This award really means a lot to me. Teaching is my passion and writing the case was really exciting. I am especially happy that a case like this, one that is fairly open-ended and has no clear answers, has been so useful to so many people.
My background is in philosophy and my aim in conveying to my students that ethical questions are not just about right or wrong, but also entail making tough choices between options that are never entirely clear, is at the heart of what I teach. I hope to further challenge my peers to develop cases focusing on knowledge that you can’t ‘google’!
Exercise in equality
Writing cases together with students is one of the most rewarding things there is as a teacher. I think this has to do with developing a narrative together. The ideas that I pick up on, when students bring them to me, are stories that I’d like to tell everyone – whether it is in class, to peers, or over the dinner table to my family.
When we begin developing the stories into a narrative, exciting things happen; we begin to think alike and the questions of authority, about who knows what and who doesn’t, about who teaches and who learns, begin to fall away.

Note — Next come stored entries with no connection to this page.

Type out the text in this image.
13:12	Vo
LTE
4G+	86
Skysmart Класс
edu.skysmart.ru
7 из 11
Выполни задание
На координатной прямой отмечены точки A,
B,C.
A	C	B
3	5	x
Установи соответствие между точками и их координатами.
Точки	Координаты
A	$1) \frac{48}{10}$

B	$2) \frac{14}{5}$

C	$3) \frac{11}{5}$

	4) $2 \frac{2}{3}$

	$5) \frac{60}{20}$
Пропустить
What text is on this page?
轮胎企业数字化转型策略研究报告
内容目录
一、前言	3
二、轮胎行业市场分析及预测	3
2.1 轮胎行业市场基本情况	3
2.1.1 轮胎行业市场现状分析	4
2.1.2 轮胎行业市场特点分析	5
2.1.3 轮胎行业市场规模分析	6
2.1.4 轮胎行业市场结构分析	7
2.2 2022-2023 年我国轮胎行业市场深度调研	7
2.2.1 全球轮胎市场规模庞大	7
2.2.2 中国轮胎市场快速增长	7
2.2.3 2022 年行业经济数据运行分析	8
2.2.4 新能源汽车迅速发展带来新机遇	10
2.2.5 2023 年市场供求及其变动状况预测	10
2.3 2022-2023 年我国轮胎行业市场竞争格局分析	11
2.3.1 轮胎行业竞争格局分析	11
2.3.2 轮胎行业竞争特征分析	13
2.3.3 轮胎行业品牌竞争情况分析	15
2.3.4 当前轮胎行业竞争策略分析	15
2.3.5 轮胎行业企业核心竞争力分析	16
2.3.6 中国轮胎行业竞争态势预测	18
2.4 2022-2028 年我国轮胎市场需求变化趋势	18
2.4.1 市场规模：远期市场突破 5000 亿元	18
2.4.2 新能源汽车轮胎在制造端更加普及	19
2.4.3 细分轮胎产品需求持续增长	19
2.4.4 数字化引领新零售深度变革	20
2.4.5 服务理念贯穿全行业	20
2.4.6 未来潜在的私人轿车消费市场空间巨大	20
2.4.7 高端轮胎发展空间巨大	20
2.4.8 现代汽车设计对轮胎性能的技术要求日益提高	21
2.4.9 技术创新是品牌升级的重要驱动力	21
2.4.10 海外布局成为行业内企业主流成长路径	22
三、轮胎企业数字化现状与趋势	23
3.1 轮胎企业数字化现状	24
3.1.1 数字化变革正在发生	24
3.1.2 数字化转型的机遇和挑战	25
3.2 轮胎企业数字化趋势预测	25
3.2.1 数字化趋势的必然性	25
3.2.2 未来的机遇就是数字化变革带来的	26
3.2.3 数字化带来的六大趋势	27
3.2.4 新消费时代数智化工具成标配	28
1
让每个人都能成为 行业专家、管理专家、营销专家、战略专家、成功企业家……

Writing cases together with students is an exercise in equality.
What is important in this case is that readers can ‘see’ themselves in the developed dilemmas. Not many of the readers will have experienced being at a party with a bunch of strangers all over them. But most will have been in situations where questions about personal boundaries come up and where one’s boundaries are transgressed and must be managed. Sometimes such transgressions are hurtful, sometimes they teach us new things in life. Recognising this dilemma and learning from it, perhaps even while sharing these lessons with others, is always engaging.